Вот тут-то и пришла мне в голову странная мысль, которая впоследствии меня самого немало изумляла. Я решил пригласить незнакомца к себе. Надо сказать, что я занимал квартирку на окраине Васильевского острова с отдельным ходом; прислуги у меня не было, так что вопрос о паспорте меня мало беспокоил.
Но почему мне не пришла в голову мысль, что предо мной просто какой-нибудь проходимец, преступник или сумасшедший — я положительно не знаю. Вероятнее всего, что вид этого субъекта с изящными манерами и благородством на лице, попавшего в неприятное положение, вызвал во мне сострадание. Так или иначе, но я твердо высказал незнакомцу свое приглашение. Он с жаром и многословно поблагодарил меня и за приглашение, и за «покровительство» и принял предложение. Затем прибавил с достоинством:
— Относительно денежных средств моих, милостивый государь, прошу вас не сомневаться, а равно и относительно моего происхождения. Говорю вам о сем, видя и в вас со своей стороны человека высокопоставленного. Хотя я сейчас и попал в беду, но, смею вас заверить, человек я не бедный и благородного звания.
Удивляясь витиеватости его речи, я предложил ему сесть на извозчика, и мы покатили на Васильевский остров.
Для меня сейчас многое в моем собственном поведении в тот вечер кажется нелогичным. Не говоря уже о странности моего приглашения, не могу понять, как костюм гостя не навел меня тогда же на правильную догадку. Я объясняю свою недогадливость исключительно теоремой Фермата. Действительно, перед самой роковой встречей с незнакомцем я, как нарочно напал на очень интересную формулу для выражения разности равных степеней двух величин. Стремление моего мозга поскорее вернуться к этой формуле объясняет невнимание к дальнейшим словам, поступкам и костюму моего спутника.

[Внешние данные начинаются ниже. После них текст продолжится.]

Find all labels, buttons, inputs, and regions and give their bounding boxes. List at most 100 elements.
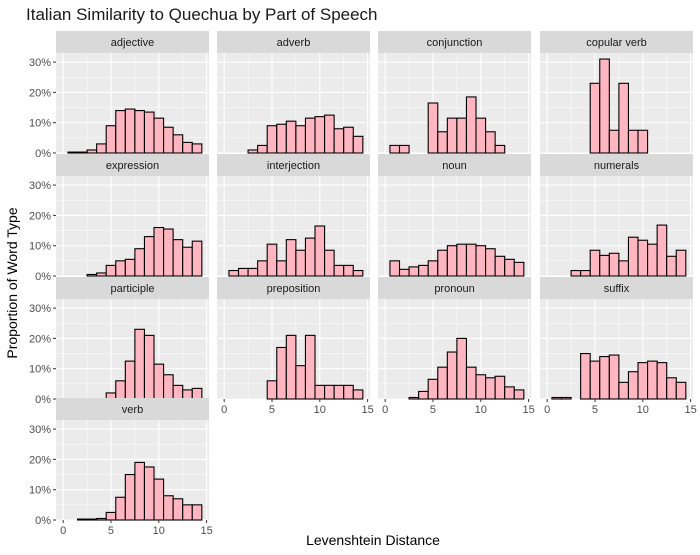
histogram-bar: [485, 377, 496, 400]
x-tick-label: 10: [314, 404, 326, 416]
histogram-bar: [580, 269, 591, 277]
histogram-bar: [418, 264, 429, 277]
histogram-bar: [475, 245, 487, 277]
histogram-bar: [163, 495, 174, 521]
histogram-bar: [589, 249, 601, 277]
y-tick-label: 20%: [29, 87, 51, 99]
y-tick-label: 20%: [29, 333, 51, 345]
histogram-bar: [352, 389, 364, 400]
histogram-bar: [172, 239, 184, 277]
histogram-bar: [257, 144, 268, 154]
histogram-bar: [437, 366, 448, 400]
facet-strip: [378, 154, 531, 176]
histogram-bar: [143, 111, 155, 154]
x-tick-label: 0: [382, 404, 388, 416]
histogram-bar: [124, 360, 136, 400]
histogram-bar: [115, 380, 126, 400]
facet-panel-suffix: suffix 0 5 10 15: [540, 277, 697, 416]
histogram-bar: [398, 268, 410, 277]
facet-panel-conjunction: conjunction: [378, 31, 531, 154]
facet-strip: [540, 31, 693, 53]
histogram-bar: [656, 362, 668, 400]
histogram-bar: [456, 243, 468, 277]
histogram-bar: [551, 396, 563, 400]
facet-panels: adjective 0% 10% 20% 30% adverb conjunction cop…: [29, 31, 697, 537]
x-tick-label: 5: [269, 404, 275, 416]
histogram-bar: [324, 249, 335, 277]
histogram-bar: [86, 518, 98, 521]
histogram-bar: [398, 144, 410, 154]
facet-strip: [378, 277, 531, 299]
histogram-bar: [124, 108, 136, 154]
x-tick-label: 15: [684, 404, 696, 416]
histogram-bar: [494, 375, 506, 400]
histogram-bar: [485, 248, 496, 277]
histogram-bar: [124, 473, 136, 521]
facet-strip-label: expression: [106, 160, 159, 172]
x-tick-label: 5: [592, 404, 598, 416]
histogram-bar: [314, 225, 326, 277]
facet-panel-noun: noun: [378, 154, 531, 277]
histogram-bar: [599, 58, 610, 154]
histogram-bar: [304, 334, 316, 400]
facet-strip-label: suffix: [604, 283, 630, 295]
histogram-bar: [456, 337, 468, 400]
histogram-bar: [608, 129, 620, 154]
histogram-bar: [172, 498, 184, 521]
histogram-bar: [618, 82, 630, 154]
y-tick-label: 10%: [29, 118, 51, 130]
histogram-bar: [105, 125, 117, 154]
histogram-bar: [627, 371, 639, 400]
histogram-bar: [163, 228, 174, 277]
histogram-bar: [124, 258, 136, 277]
facet-panel-adjective: adjective 0% 10% 20% 30%: [29, 31, 209, 160]
histogram-bar: [247, 267, 259, 277]
histogram-bar: [153, 117, 165, 154]
facet-strip: [56, 154, 209, 176]
facet-strip-label: adjective: [111, 37, 154, 49]
histogram-bar: [314, 384, 326, 400]
facet-strip: [217, 277, 370, 299]
histogram-bar: [191, 387, 203, 400]
histogram-bar: [343, 264, 354, 277]
histogram-bar: [105, 264, 117, 277]
histogram-bar: [76, 518, 88, 521]
histogram-bar: [314, 116, 326, 154]
histogram-bar: [333, 128, 345, 154]
x-axis-title: Levenshtein Distance: [306, 532, 440, 548]
histogram-bar: [446, 245, 458, 277]
histogram-bar: [257, 260, 268, 277]
histogram-bar: [608, 252, 620, 277]
histogram-bar: [96, 143, 107, 154]
x-tick-label: 15: [200, 525, 212, 537]
histogram-bar: [285, 239, 297, 277]
histogram-bar: [266, 125, 278, 154]
y-tick-label: 20%: [29, 454, 51, 466]
histogram-bar: [465, 243, 477, 277]
histogram-bar: [182, 141, 193, 154]
histogram-bar: [86, 149, 98, 154]
histogram-bar: [504, 386, 515, 400]
facet-panel-expression: expression 0% 10% 20% 30%: [29, 154, 209, 283]
histogram-bar: [465, 96, 477, 154]
x-tick-label: 5: [108, 525, 114, 537]
histogram-bar: [276, 346, 287, 400]
histogram-bar: [134, 328, 146, 400]
histogram-bar: [675, 381, 687, 400]
histogram-bar: [237, 267, 249, 277]
histogram-bar: [172, 384, 184, 400]
histogram-bar: [427, 102, 439, 154]
histogram-bar: [485, 131, 496, 154]
histogram-bar: [437, 131, 448, 154]
histogram-bar: [666, 255, 677, 277]
facet-strip-label: copular verb: [586, 37, 647, 49]
histogram-bar: [228, 269, 240, 277]
x-tick-label: 5: [430, 404, 436, 416]
histogram-bar: [324, 384, 335, 400]
y-tick-label: 0%: [35, 148, 51, 160]
x-tick-label: 0: [221, 404, 227, 416]
histogram-bar: [456, 117, 468, 154]
histogram-bar: [427, 378, 439, 400]
y-tick-label: 0%: [35, 394, 51, 406]
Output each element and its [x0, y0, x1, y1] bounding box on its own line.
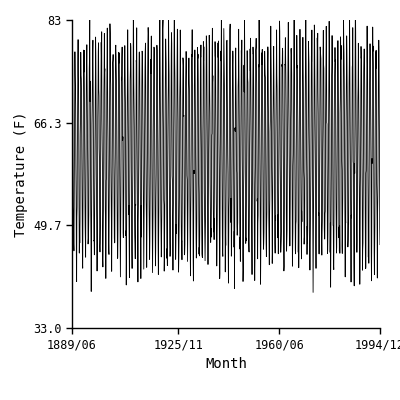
X-axis label: Month: Month: [205, 357, 247, 371]
Y-axis label: Temperature (F): Temperature (F): [14, 111, 28, 237]
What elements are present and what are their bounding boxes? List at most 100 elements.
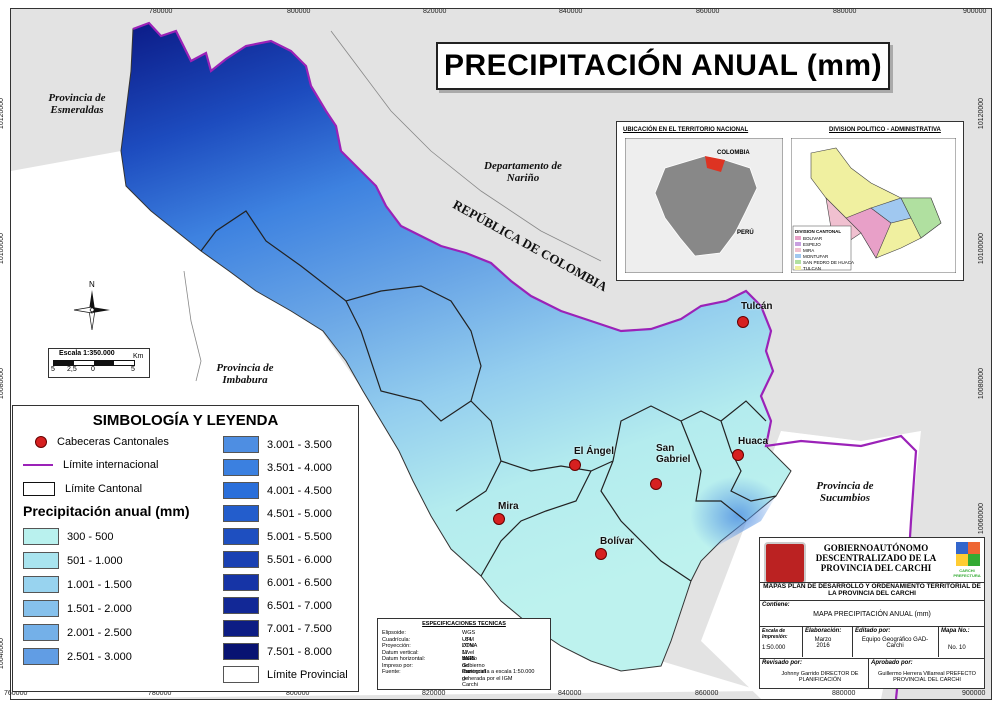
coord-bottom-5: 840000 <box>558 690 582 697</box>
scale-tick-2: 2,5 <box>67 366 77 373</box>
coord-bottom-2: 780000 <box>148 690 172 697</box>
legend-class-label: 7.001 - 7.500 <box>267 622 332 635</box>
canton-header: DIVISION CANTONAL <box>795 229 841 234</box>
legend-swatch <box>23 600 59 617</box>
coord-top-4: 840000 <box>559 8 583 15</box>
legend-class-label: 5.001 - 5.500 <box>267 530 332 543</box>
legend-class-label: 6.501 - 7.000 <box>267 599 332 612</box>
legend-swatch <box>223 482 259 499</box>
coord-top-3: 820000 <box>423 8 447 15</box>
coord-right-1: 10120000 <box>978 97 986 130</box>
coord-top-6: 880000 <box>833 8 857 15</box>
legend-swatch <box>223 643 259 660</box>
revisado-label: Revisado por: <box>762 660 803 666</box>
canton-item: MIRA <box>803 248 814 253</box>
legend-swatch <box>223 551 259 568</box>
canton-item: MONTUFAR <box>803 254 829 259</box>
coord-left-2: 10100000 <box>0 232 6 265</box>
canton-item: SAN PEDRO DE HUACA <box>803 260 854 265</box>
intl-line-icon <box>23 464 53 466</box>
city-bolivar: Bolívar <box>600 536 634 547</box>
legend-swatch <box>23 528 59 545</box>
city-marker-el-angel[interactable] <box>569 459 581 471</box>
legend-swatch <box>223 505 259 522</box>
legend-swatch <box>223 597 259 614</box>
spec-value: WGS <box>462 656 476 662</box>
canton-item: ESPEJO <box>803 242 821 247</box>
inset-maps-panel: UBICACIÓN EN EL TERRITORIO NACIONAL DIVI… <box>616 121 964 281</box>
inset-left-title: UBICACIÓN EN EL TERRITORIO NACIONAL <box>623 127 749 133</box>
legend-swatch <box>23 624 59 641</box>
spec-value: UTM <box>462 643 474 649</box>
coord-top-5: 860000 <box>696 8 720 15</box>
city-marker-huaca[interactable] <box>732 449 744 461</box>
legend-swatch <box>23 648 59 665</box>
escala-label: Escala de Impresión: <box>762 628 788 640</box>
inset-colombia-label: COLOMBIA <box>717 150 750 156</box>
ecuador-inset-map[interactable]: COLOMBIA PERÚ <box>625 138 783 273</box>
carchi-logo-icon <box>956 542 980 566</box>
revisado-value: Johnny Garrido DIRECTOR DE PLANIFICACIÓN <box>781 671 859 683</box>
canton-inset-map[interactable]: DIVISION CANTONAL BOLIVAR ESPEJO MIRA MO… <box>791 138 956 273</box>
legend-swatch <box>223 459 259 476</box>
city-marker-icon <box>35 436 47 448</box>
legend-swatch <box>223 620 259 637</box>
city-marker-mira[interactable] <box>493 513 505 525</box>
mapa-value: No. 10 <box>948 645 966 651</box>
aprobado-value: Guillermo Herrera Villarreal PREFECTO PR… <box>878 671 976 683</box>
city-marker-bolivar[interactable] <box>595 548 607 560</box>
spec-title: ESPECIFICACIONES TECNICAS <box>422 621 506 627</box>
spec-key: Fuente <box>382 669 400 675</box>
city-mira: Mira <box>498 501 519 512</box>
legend-class-label: 6.001 - 6.500 <box>267 576 332 589</box>
north-arrow-icon: N <box>73 280 110 331</box>
legend-swatch <box>223 436 259 453</box>
coord-bottom-7: 880000 <box>832 690 856 697</box>
spec-value: WGS - 84 <box>462 630 476 643</box>
gov-name: GOBIERNOAUTÓNOMO DESCENTRALIZADO DE LA P… <box>815 543 937 573</box>
coord-bottom-1: 760000 <box>4 690 28 697</box>
canton-boundaries <box>200 210 777 582</box>
coord-right-4: 10060000 <box>978 502 986 535</box>
editado-label: Editado por: <box>855 628 891 634</box>
editado-value: Equipo Geográfico GAD-Carchi <box>861 637 929 649</box>
label-imbabura: Provincia de Imbabura <box>216 362 274 386</box>
coord-top-1: 780000 <box>149 8 173 15</box>
international-boundary[interactable] <box>132 21 918 699</box>
north-label: N <box>89 280 95 289</box>
canton-box-icon <box>23 482 55 496</box>
legend-class-label: 4.001 - 4.500 <box>267 484 332 497</box>
legend-class-label: 2.501 - 3.000 <box>67 650 132 663</box>
legend-class-label: 7.501 - 8.000 <box>267 645 332 658</box>
legend-swatch <box>23 552 59 569</box>
label-sucumbios: Provincia de Sucumbios <box>816 480 874 504</box>
coord-right-2: 10100000 <box>978 232 986 265</box>
city-marker-san-gabriel[interactable] <box>650 478 662 490</box>
legend-title: SIMBOLOGÍA Y LEYENDA <box>92 412 279 429</box>
city-marker-tulcan[interactable] <box>737 316 749 328</box>
mapa-label: Mapa No.: <box>941 628 970 634</box>
coord-top-7: 900000 <box>963 8 987 15</box>
inset-peru-label: PERÚ <box>737 229 754 236</box>
canton-item: BOLIVAR <box>803 236 823 241</box>
spec-key: Datum horizontal <box>382 656 424 662</box>
spec-key: Datum vertical <box>382 649 418 656</box>
neighbor-border <box>183 30 602 382</box>
legend-class-label: 1.001 - 1.500 <box>67 578 132 591</box>
label-narino: Departamento de Nariño <box>484 160 562 184</box>
map-title: PRECIPITACIÓN ANUAL (mm) <box>443 49 883 82</box>
east-wet-zone <box>601 401 791 561</box>
legend-swatch <box>223 528 259 545</box>
legend-class-label: 3.001 - 3.500 <box>267 438 332 451</box>
coord-bottom-8: 900000 <box>962 690 986 697</box>
spec-value: Gobierno Provincial del Carchi <box>462 662 486 689</box>
legend-class-label: 3.501 - 4.000 <box>267 461 332 474</box>
coord-bottom-6: 860000 <box>695 690 719 697</box>
coord-bottom-3: 800000 <box>286 690 310 697</box>
carchi-logo-text: CARCHI PREFECTURA <box>953 568 981 578</box>
spec-key: Cuadrícula <box>382 636 409 643</box>
city-el-angel: El Ángel <box>574 446 615 457</box>
coord-left-4: 10040000 <box>0 637 6 670</box>
label-esmeraldas: Provincia de Esmeraldas <box>48 92 106 116</box>
coord-bottom-4: 820000 <box>422 690 446 697</box>
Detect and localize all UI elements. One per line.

А костюм этот был очень интересен. На госте были высокие сапоги с отворотами, узкие брюки и сюртук с высокой талией и очень широкими фалдами. Года два тому назад такие сюртуки были у нас в моде и назывались, кажется, «cloche», но такую утрировку этой моды я видел в первый раз! Затем у него был весьма высокий воротничок, обмотанный чем-то вроде белого кашне. Галстук же своей игривостью напоминал дамские кружевные галстучки. Всего занятнее была его шляпа: хотя я назвал ее цилиндром, но правильнее было бы назвать ее усеченным конусом: при этом узкий конец конуса был повернут вниз, так что, если бы мысленно продолжить этот конус, когда шляпа находилась на голове, то вершина его пришлась бы примерно под подбородком. Таков был костюм моего незнакомца; прибавлю, что все это было грязно, запылено, изорвано и помято до последней степени.
На извозчике мой незнакомец вел себя, насколько я успел заметить, весьма странно. Он во все время нашей поездки издавал возгласы изумления и восторга по поводу самых обычных и неинтересных предметов. По-видимому, это был самый глухой провинциал. По крайней мере, его занимали и восхищали даже такие вещи, как пяти- и шестиэтажные дома, трамваи, автомобили, деревянная мостовая, электрические фонари, форма солдат и чиновников и проч.